Arifin mengatakan BBM yang ramah lingkungan juga bisa mengurangi gas pencemar seperti nitrogen oksida (NOx) dan sulfur oksida (SOx). Sehingga pihaknya akan terus mendorong tersedianya produk BBM yang ramah lingkungan, dan rencana tersebut sedang dikaji.
Dia mengatakan, meskipun setiap kendaraan hanya sedikit yang mengeluarkan gas pencemar.

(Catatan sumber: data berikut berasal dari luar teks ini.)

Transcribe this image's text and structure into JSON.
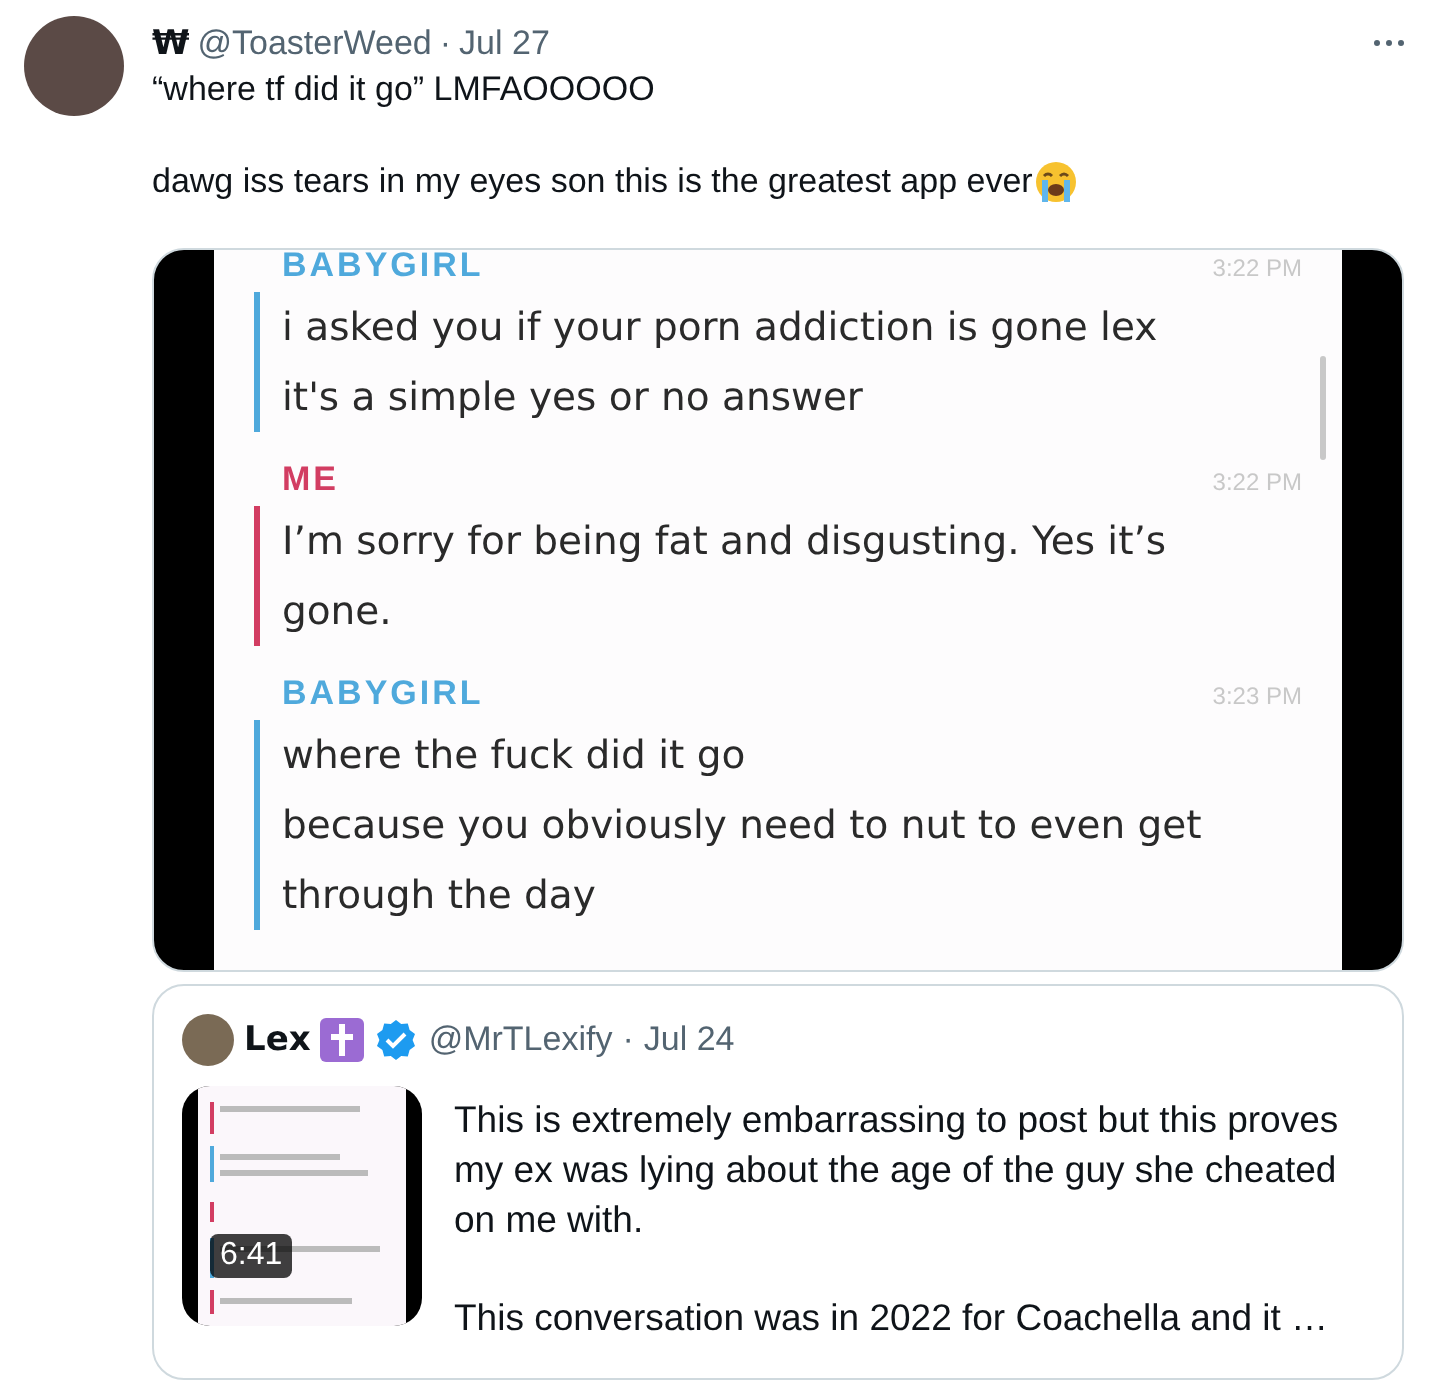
{
  "tweet": {
    "display_name": "₩",
    "handle": "@ToasterWeed",
    "separator": "·",
    "date": "Jul 27",
    "paragraphs": [
      "“where tf did it go” LMFAOOOOO",
      "dawg iss tears in my eyes son this is the greatest app ever"
    ]
  },
  "media": {
    "messages": [
      {
        "sender": "BABYGIRL",
        "color": "#4fa9dc",
        "time": "3:22 PM",
        "lines": [
          "i asked you if your porn addiction is gone lex",
          "it's a simple yes or no answer"
        ]
      },
      {
        "sender": "ME",
        "color": "#d23d62",
        "time": "3:22 PM",
        "lines": [
          "I’m sorry for being fat and disgusting. Yes it’s gone."
        ]
      },
      {
        "sender": "BABYGIRL",
        "color": "#4fa9dc",
        "time": "3:23 PM",
        "lines": [
          "where the fuck did it go",
          "because you obviously need to nut to even get through the day"
        ]
      }
    ]
  },
  "quote": {
    "display_name": "Lex",
    "handle": "@MrTLexify",
    "separator": "·",
    "date": "Jul 24",
    "verified": true,
    "paragraphs": [
      "This is extremely embarrassing to post but this proves my ex was lying about the age of the guy she cheated on me with.",
      "This conversation was in 2022 for Coachella and it …"
    ],
    "video": {
      "kind": "picture",
      "duration": "6:41"
    }
  }
}
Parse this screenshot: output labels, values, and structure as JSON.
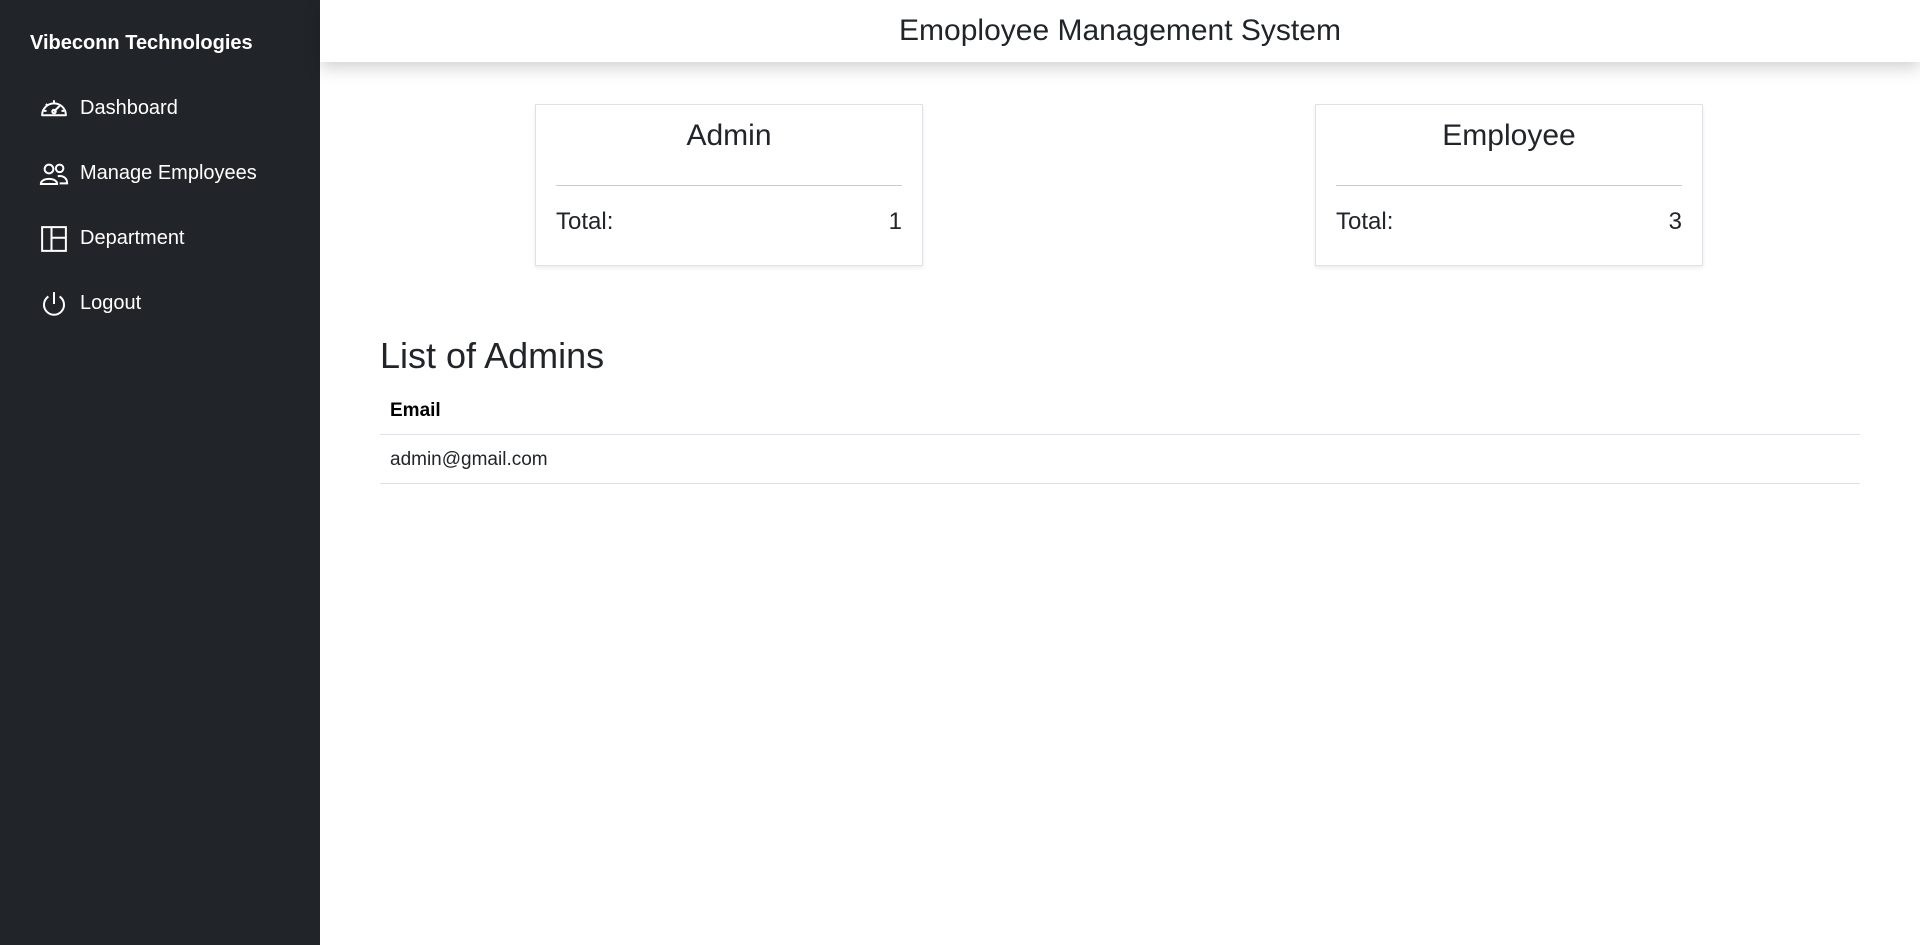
{
  "sidebar": {
    "brand": "Vibeconn Technologies",
    "items": [
      {
        "label": "Dashboard",
        "icon": "speedometer-icon"
      },
      {
        "label": "Manage Employees",
        "icon": "people-icon"
      },
      {
        "label": "Department",
        "icon": "layout-icon"
      },
      {
        "label": "Logout",
        "icon": "power-icon"
      }
    ]
  },
  "header": {
    "title": "Emoployee Management System"
  },
  "cards": {
    "admin": {
      "title": "Admin",
      "total_label": "Total:",
      "total_value": "1"
    },
    "employee": {
      "title": "Employee",
      "total_label": "Total:",
      "total_value": "3"
    }
  },
  "admins": {
    "title": "List of Admins",
    "columns": [
      "Email"
    ],
    "rows": [
      [
        "admin@gmail.com"
      ]
    ]
  },
  "colors": {
    "sidebar_bg": "#212529",
    "text": "#212529"
  }
}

Namun, karena jumlah kendaraannya banyak maka akumulasi gas pencemar tersebut lambat laun bisa menjadi banyak.
“Nah, kemudian sekarang kita juga harus bisa membangun kesadaran masyarakat terhadap bahaya emisi ini yang dihasilkan dari gas pencemar tersebut,” ujar Arifin.
Di sisi lain, Arifin mengatakan pemerintah juga belum mempertimbangkan apakah Pertamax Green 92 juga termasuk dalam jenis BBM bersubsidi. Mengingat, Pertamax Green 92 yang asalnya dari Pertalite diusulkan untuk tetap disubsidi.
Alasannya, Pertalite merupakan jenis BBM khusus penugasan (JBKP). Arifin mengatakan pihaknya keberatan jika Pertamax Green 92 harus disubsidi. Sebab ongkos produksi Pertamax Green lebih mahal dari Pertalite. "Kalau Pertalite pakai etanol biayanya naik, siapa yang mau bayar?,” kata dia.
Usulan BBM Pertalite Dihapus
Awalnya, penghapusan Pertalite tersebut diusulkan langsung oleh Direktur Utama PT Pertamina Nicke Widyawati.
Dia mengatakan, usulan mengganti Pertalite dengan Pertamax Green 92 merupakan implementasi paket kebijakan yang tertuang dalam ‘Program Langit Biru Tahap II’. Melalui program tersebut, perseroan mengusulkan Pertamax Green 92 sebagai Jenis BBM Khusus Penugasan atau JBKP menggantikan Pertalite.
“Ketika ini menjadi program pemerintah, harganya akan diatur. Tidak mungkin JBKP hanya diserahkan ke pasar,” kata Nicke saat rapat dengar pendapat (RDP) dengan Komisi VII DPR di Jakarta, Rabu (30/8).
Pertamina menilai konsumsi Pertamax Green 92 dapat mendorong upaya pengurangan emisi dari sektor transportasi. Ini merupakan upaya Pertamina mendukung Peraturan Menteri Lingkungan Hidup dan Kehutanan Nomor 20 Tahun 2017 tentang Baku Mutu Emisi Gas Buang Kendaraan Bermotor Tipe Baru Kategori M, N, dan O.
Regulasi tersebut mengamanatkan kendaraan yang diproduksi sejak Oktober 2018, tidak lagi menggunakan bensin dengan oktan di bawah 91. Melalui program ‘Langit Biru Tahap Dua’, Nicke optimistis investasi di sektor bioenergi domestik akan meningkat.
Hal itu juga didukung lewat instrumen Peraturan Presiden (Perpres) Nomor 40 Tahun 2023 tentang Percepatan Swasembada Gula Nasional dan Penyediaan Bioetanol Sebagai Bahan Bakar Nabati atau Biofuel.